Todd Haynes' luscious period romance is so big and so intimate at the same time, a grand love story that unfolds in glances and things left unsaid, so that the touch of a hand on a shoulder is enough to make the world stop, even if no one else notices or knows. The first time we see that gesture between Carol (Cate Blanchett) and Therese (Rooney Mara), it's from the outside, from the point of view of a character who stops by their table to say hello. The second time we see it, we understand that the guy unknowingly interrupted a pivotal encounter in the secret relationship that's been building between the two women since they first met. The space between those two moments is where Carol exists, between the practiced exteriors the characters offer up to the world and their true selves.

2. Anomalisa

Charlie Kaufman's stop-motion masterpiece is a movie about desperately looking for happiness in other people — searching for that special someone who can rescue you from your dreary existence and provide the sense of wholeness that's always been missing.

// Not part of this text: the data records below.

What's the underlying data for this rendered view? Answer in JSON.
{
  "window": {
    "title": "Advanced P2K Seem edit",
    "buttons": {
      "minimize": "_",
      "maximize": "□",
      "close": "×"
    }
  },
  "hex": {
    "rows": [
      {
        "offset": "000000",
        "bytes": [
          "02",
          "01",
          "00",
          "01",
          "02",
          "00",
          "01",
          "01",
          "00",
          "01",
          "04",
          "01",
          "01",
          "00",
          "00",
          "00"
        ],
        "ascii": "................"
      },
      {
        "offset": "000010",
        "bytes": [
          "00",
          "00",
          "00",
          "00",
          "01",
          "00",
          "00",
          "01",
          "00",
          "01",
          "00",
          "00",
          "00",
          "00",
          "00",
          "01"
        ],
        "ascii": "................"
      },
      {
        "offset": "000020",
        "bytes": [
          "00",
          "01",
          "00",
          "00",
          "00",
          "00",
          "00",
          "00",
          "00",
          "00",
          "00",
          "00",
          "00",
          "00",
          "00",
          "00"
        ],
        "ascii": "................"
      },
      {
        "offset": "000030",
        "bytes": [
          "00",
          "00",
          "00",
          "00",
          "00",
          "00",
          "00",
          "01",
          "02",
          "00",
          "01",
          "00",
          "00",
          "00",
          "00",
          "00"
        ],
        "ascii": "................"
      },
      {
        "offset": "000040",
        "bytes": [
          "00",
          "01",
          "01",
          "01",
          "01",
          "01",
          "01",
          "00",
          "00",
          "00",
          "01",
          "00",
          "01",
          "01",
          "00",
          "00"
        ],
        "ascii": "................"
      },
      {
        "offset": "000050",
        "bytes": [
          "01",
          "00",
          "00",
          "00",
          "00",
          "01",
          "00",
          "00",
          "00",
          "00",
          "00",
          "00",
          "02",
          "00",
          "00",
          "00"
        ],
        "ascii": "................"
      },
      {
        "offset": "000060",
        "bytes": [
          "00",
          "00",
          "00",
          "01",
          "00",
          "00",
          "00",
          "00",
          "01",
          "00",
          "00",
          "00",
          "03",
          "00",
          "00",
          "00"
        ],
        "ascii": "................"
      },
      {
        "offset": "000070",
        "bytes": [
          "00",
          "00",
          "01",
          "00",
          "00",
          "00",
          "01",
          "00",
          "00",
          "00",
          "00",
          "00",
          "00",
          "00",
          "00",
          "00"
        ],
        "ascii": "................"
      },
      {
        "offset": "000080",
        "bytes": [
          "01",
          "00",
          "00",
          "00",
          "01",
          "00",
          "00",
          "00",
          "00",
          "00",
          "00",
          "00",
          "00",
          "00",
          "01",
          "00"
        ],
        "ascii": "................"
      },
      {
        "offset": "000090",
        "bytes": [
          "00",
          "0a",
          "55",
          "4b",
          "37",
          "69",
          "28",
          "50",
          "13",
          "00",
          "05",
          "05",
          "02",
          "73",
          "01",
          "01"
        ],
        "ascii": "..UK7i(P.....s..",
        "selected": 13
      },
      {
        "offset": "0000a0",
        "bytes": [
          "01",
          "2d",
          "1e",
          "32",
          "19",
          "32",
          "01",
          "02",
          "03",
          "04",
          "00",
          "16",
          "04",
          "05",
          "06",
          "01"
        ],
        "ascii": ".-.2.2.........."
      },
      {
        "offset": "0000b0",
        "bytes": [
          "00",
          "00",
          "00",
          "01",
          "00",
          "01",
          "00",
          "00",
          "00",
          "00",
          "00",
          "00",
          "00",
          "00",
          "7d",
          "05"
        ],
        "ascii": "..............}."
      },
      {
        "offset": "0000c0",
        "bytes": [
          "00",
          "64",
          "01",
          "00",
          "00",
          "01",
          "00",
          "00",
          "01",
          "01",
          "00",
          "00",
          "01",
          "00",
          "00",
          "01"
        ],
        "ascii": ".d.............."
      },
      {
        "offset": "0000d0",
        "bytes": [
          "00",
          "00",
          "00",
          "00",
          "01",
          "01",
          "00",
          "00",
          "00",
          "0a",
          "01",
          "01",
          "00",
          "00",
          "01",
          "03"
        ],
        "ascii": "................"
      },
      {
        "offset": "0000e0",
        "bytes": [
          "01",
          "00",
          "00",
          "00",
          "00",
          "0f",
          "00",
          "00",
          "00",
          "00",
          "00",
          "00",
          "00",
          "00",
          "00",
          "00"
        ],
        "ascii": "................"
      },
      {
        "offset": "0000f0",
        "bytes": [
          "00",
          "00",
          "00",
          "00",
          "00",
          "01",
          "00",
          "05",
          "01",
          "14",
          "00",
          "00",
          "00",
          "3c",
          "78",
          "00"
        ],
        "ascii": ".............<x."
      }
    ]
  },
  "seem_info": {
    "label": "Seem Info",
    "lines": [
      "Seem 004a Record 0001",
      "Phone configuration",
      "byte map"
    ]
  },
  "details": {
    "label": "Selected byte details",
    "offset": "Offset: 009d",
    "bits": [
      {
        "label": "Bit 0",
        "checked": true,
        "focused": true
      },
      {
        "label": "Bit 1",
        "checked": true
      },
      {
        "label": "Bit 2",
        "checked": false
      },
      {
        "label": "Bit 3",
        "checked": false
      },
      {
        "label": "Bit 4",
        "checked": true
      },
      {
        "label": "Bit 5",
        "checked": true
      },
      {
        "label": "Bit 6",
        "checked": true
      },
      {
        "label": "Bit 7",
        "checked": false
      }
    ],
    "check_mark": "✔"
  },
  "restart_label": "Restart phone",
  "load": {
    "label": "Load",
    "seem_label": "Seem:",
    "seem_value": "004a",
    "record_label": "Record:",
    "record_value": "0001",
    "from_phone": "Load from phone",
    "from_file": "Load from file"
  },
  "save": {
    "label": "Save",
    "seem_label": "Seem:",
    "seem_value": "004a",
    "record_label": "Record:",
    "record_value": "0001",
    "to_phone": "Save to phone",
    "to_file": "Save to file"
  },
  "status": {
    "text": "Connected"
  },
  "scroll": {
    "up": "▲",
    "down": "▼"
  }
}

And the brilliance of Anomalisa is the way it finds empathy in Michael Stone's (David Thewlis) despair and loneliness without ever losing sight of how fundamentally shitty and narcissistic it is to be continually disappointed in other people for not giving you what you need. Michael thinks he's found the answer in Lisa (Jennifer Jason Leigh), the girl he meets during a one-night stop in Cincinnati, and where Anomalisa goes from profound portrait of depression to something bigger and more beautiful in how it treats Lisa. She's not just the latest passerby in Michael's purgatorial existence — she's a whole, wounded person, and she, marvelously, comes out of their encounter having taken more from it than he ever could.

1. Mad Max: Fury Road

Mad Max: Fury Road had strong female characters in the literal and figurative sense, let its title character play support to a host of women in the process of rescuing themselves, and portrayed sexual assault as it affected its victims, never as a source of titillation — all of which were great, and revolutionary in a mainstream action movie. But George Miller's long-awaited latest also managed to blow everyone's hair back with sheer visual awesomeness, with flamethrower guitars and chrome-huffing death cultists and a planet going slowly, thoroughly toxic. It so thoroughly inhabited its post-apocalyptic world that it never bothered to stop to explain, and never needed to; imperators and blood bags and green places weren't hard to figure out, and they fleshed out a universe in which bodies had become precious resources as much as oil or water. There was no greater testament to movies as a grand visual medium this year.